Seperti gelombang tunggal dengan puncak selendang putih buih membentang sepanjang garis pantai, bergulung-gulung melanda apa saja, tergesa-gesa menyapa kawan lamanya, pantai Samalona. Di separuh lintasan, tingginya dari permukaan kira-kira sedada. Hampir selalu kami melupakannya sampai dia terlihat setengah jalan. Baru seketika berteriak mengingatkan orang-orang lain di dalam air ataupun di perahu, kalau ada. Mungkin lucu, seperti efek yang ada di Ciputra Waterpark, Surabaya. Ada gelombang susulannya. Biasanya lebih kecil. Mungkin bisa digunakan untuk selancar-mini-sekali-pakai?

Bagi yang kepalanya berada di atas air sesaat sebelum ombak kapal datang melanda, itu kejutan yang menyenangkan. Bagi yang di dalam air, bisa berbahaya bila kepalanya terancam terbentur koral-koral besar. Syukurlah selama di sana saya tidak pernah mendengar ada kejadian seperti itu. Mungkin karena ombak kapal lebih sering terjadi di senja hari, saat orang cenderung tidak tertarik untuk membenamkan kepalanya. Memang tidak banyak yang bisa dilihat. Tapi, saya punya alasan untuk itu, karena hampir tiap sore saya mandi di laut. Benar-benar mandi, bukan berenang.

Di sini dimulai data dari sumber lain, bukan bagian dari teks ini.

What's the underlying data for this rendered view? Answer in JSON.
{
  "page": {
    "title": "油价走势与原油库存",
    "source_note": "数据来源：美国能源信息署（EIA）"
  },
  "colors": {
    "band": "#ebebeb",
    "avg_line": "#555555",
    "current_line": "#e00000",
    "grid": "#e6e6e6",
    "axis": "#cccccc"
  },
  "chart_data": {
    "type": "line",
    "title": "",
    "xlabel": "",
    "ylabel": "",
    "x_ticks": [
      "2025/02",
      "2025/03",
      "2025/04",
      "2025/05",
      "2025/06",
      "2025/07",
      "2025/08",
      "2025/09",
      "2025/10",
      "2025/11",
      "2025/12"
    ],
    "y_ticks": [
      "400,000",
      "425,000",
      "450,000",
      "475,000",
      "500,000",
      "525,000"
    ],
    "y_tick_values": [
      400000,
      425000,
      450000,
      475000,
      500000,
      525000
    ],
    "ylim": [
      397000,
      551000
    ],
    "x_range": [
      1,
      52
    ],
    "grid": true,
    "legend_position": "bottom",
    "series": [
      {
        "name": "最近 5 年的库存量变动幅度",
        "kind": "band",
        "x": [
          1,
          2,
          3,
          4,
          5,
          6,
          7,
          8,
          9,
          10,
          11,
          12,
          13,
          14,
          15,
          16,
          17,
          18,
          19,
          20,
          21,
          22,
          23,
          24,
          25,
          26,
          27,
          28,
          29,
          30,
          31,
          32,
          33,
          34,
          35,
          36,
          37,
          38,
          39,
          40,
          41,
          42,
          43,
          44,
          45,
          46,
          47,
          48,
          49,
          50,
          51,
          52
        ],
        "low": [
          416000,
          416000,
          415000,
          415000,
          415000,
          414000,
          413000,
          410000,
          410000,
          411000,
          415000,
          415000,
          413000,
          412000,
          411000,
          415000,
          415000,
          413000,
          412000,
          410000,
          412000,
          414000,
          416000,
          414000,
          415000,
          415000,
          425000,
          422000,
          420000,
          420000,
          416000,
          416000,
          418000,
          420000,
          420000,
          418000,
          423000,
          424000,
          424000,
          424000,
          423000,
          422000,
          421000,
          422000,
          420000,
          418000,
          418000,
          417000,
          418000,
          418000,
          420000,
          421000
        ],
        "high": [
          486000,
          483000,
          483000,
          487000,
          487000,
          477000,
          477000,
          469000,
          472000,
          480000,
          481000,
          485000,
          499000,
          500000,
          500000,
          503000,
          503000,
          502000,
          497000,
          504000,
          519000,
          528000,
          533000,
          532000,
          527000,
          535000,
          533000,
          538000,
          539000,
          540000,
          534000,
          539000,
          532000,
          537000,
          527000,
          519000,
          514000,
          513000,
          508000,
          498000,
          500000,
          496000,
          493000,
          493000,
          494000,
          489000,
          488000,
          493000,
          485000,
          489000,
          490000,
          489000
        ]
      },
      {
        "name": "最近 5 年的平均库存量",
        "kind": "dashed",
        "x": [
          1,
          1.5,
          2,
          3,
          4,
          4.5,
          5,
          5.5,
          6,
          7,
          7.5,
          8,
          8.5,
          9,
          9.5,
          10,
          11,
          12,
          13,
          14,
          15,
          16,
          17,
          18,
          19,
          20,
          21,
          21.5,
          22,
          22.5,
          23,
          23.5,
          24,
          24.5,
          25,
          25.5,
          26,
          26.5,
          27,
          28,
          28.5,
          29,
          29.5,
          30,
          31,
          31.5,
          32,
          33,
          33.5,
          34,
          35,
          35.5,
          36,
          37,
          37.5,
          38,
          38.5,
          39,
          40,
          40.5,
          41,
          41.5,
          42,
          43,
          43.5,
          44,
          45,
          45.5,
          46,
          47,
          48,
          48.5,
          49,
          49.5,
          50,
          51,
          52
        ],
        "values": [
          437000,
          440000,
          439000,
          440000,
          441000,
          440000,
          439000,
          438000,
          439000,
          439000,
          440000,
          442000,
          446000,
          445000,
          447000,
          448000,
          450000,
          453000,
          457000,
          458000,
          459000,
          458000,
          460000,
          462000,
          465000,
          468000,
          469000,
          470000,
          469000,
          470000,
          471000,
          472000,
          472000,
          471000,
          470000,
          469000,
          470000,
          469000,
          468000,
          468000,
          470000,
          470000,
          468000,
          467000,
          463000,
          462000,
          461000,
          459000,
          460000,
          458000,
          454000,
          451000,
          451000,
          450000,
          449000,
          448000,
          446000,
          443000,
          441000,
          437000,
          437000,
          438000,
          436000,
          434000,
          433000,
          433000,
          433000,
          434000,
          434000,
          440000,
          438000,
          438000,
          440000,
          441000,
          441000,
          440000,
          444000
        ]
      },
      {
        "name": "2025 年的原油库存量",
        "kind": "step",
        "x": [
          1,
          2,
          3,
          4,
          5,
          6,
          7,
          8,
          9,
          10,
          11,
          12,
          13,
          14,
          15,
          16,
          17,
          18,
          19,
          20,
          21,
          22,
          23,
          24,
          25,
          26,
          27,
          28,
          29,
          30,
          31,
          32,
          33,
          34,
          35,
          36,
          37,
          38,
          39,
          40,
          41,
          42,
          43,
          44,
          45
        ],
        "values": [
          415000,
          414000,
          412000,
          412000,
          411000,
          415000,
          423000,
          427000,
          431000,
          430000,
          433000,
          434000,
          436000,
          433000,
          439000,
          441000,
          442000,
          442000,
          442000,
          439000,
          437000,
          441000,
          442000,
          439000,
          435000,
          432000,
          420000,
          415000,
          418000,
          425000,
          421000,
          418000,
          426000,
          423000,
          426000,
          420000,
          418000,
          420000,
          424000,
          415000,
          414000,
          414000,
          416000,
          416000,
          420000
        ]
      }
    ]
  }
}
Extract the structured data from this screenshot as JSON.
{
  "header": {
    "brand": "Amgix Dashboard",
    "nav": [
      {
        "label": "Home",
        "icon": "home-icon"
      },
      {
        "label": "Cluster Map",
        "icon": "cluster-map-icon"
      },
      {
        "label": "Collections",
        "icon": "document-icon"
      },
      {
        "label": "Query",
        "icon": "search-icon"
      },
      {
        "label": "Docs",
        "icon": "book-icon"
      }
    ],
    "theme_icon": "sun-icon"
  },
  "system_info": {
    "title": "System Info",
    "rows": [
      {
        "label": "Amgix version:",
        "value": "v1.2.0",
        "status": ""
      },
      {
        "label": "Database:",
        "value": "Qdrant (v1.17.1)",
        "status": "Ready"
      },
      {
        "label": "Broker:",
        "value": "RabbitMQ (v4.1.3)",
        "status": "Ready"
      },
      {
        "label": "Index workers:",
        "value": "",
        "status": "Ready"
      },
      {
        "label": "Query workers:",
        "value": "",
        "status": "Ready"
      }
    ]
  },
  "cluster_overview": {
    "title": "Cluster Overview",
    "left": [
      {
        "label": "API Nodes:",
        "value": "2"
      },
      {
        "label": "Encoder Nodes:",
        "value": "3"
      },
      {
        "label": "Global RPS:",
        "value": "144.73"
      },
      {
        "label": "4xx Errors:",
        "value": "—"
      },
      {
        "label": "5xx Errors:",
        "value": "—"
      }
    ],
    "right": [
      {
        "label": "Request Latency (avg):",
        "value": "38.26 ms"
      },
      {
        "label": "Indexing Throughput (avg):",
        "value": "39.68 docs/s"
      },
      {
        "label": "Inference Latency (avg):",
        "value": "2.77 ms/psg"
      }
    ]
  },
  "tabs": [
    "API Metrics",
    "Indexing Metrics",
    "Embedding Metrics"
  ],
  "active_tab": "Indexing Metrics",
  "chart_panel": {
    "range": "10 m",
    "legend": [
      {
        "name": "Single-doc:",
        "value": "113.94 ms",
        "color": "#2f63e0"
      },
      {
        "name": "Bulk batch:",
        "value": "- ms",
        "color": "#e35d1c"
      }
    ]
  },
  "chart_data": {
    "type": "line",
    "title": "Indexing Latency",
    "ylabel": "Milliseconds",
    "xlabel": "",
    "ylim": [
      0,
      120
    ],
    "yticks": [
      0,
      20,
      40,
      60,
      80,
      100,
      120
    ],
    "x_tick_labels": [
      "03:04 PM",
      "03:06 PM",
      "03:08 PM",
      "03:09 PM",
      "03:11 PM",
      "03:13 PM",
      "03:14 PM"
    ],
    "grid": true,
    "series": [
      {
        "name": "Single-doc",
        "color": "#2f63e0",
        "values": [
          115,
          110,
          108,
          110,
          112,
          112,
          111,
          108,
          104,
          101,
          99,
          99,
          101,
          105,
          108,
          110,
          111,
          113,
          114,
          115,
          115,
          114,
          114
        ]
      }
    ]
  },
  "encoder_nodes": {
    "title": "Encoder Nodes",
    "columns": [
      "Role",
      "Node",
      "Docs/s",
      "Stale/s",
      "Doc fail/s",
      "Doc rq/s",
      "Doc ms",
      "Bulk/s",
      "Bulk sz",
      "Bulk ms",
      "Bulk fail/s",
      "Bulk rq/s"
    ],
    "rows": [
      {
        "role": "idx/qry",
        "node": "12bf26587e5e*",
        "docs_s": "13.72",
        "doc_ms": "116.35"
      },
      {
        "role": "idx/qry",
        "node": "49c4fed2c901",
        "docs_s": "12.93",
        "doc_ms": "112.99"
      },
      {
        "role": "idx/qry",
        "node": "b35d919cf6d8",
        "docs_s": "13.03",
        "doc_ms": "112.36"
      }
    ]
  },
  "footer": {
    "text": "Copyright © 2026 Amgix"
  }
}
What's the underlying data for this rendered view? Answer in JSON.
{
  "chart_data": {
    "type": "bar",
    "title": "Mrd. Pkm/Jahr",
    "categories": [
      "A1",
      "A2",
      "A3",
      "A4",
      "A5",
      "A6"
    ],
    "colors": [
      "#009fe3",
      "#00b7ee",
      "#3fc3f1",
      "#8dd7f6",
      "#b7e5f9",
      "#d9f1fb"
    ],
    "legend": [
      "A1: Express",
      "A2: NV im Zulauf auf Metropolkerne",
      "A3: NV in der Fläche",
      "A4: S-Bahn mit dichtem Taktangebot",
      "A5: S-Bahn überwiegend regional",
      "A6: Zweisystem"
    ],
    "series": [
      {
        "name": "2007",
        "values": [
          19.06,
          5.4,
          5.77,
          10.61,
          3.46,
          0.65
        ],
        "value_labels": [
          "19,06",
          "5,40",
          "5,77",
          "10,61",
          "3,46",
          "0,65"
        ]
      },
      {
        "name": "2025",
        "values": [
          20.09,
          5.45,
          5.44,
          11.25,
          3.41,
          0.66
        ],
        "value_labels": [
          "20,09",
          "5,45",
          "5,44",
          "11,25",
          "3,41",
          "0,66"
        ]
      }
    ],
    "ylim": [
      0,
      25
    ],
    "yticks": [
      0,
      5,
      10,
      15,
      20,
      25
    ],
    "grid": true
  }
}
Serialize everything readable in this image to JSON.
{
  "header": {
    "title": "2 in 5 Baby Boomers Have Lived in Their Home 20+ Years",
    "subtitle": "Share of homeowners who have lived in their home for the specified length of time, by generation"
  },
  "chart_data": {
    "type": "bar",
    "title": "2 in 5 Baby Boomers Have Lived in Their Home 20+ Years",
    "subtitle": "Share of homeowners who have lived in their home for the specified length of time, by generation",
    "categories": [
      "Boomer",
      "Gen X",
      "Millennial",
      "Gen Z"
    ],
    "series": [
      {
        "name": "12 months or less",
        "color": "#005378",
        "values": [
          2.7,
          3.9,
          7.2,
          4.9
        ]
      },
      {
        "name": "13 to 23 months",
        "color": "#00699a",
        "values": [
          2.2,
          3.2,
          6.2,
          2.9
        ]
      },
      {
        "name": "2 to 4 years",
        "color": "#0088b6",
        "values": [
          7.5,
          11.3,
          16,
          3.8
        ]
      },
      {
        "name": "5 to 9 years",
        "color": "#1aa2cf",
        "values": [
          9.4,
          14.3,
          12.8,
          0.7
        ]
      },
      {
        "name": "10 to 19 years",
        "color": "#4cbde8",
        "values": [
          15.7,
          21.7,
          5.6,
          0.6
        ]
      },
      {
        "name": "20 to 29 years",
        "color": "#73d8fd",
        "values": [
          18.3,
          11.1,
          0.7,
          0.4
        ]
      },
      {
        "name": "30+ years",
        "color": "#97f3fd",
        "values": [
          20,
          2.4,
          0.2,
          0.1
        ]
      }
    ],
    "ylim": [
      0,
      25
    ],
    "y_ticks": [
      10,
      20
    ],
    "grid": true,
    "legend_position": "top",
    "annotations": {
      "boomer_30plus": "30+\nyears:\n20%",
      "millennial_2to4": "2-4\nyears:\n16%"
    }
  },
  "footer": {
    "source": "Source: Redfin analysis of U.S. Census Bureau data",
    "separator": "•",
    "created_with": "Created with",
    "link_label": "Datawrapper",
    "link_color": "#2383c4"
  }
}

Tapi itu cerita lain lagi. :)

6 Comments:

Blogger Ati said...

wah mengingatkan jaman dulu saat pulkam naik kapal dan berdesak2an naik :)

Saturday, 16 June, 2007  
Blogger Samalona said...

Ya, jadi sekarang kita punya dua sudut pandang. Satu dari posisi penumpang kapal, memandang ke arah Samalona; satu dari posisi orang yang kena ombak kapal, memandang dari pantai Samalona ke arah kapal, :).

Sunday, 24 June, 2007  
Blogger Hesti said...

iya nih, jadi kangen naik kapal lagi, tapi gak pengen berdesak2an. jadi gimana dong, naik kapal pesiar aja kali ya?! :)

Monday, 16 July, 2007  
Blogger undil said...

Halo samalona.

kita pernah jadi negeri bahari yang menguasai lautan

Sunday, 05 August, 2007  
Anonymous Anonymous said...

baru seminggu yang lalu ke pulau samalona.. duh asik.. sayang saat itu berhalangan untuk berenang, padahal yaa.. duh enak kli klo snorkeling

Tuesday, 14 August, 2007  
Anonymous Anonymous said...

Wah, senengnya. Saya belum sempat naik kapal nih, padahal pingin. Soalnya biasanya klo ada kegiatan selalu dikejar waktu jadinya ga naik kapal laut.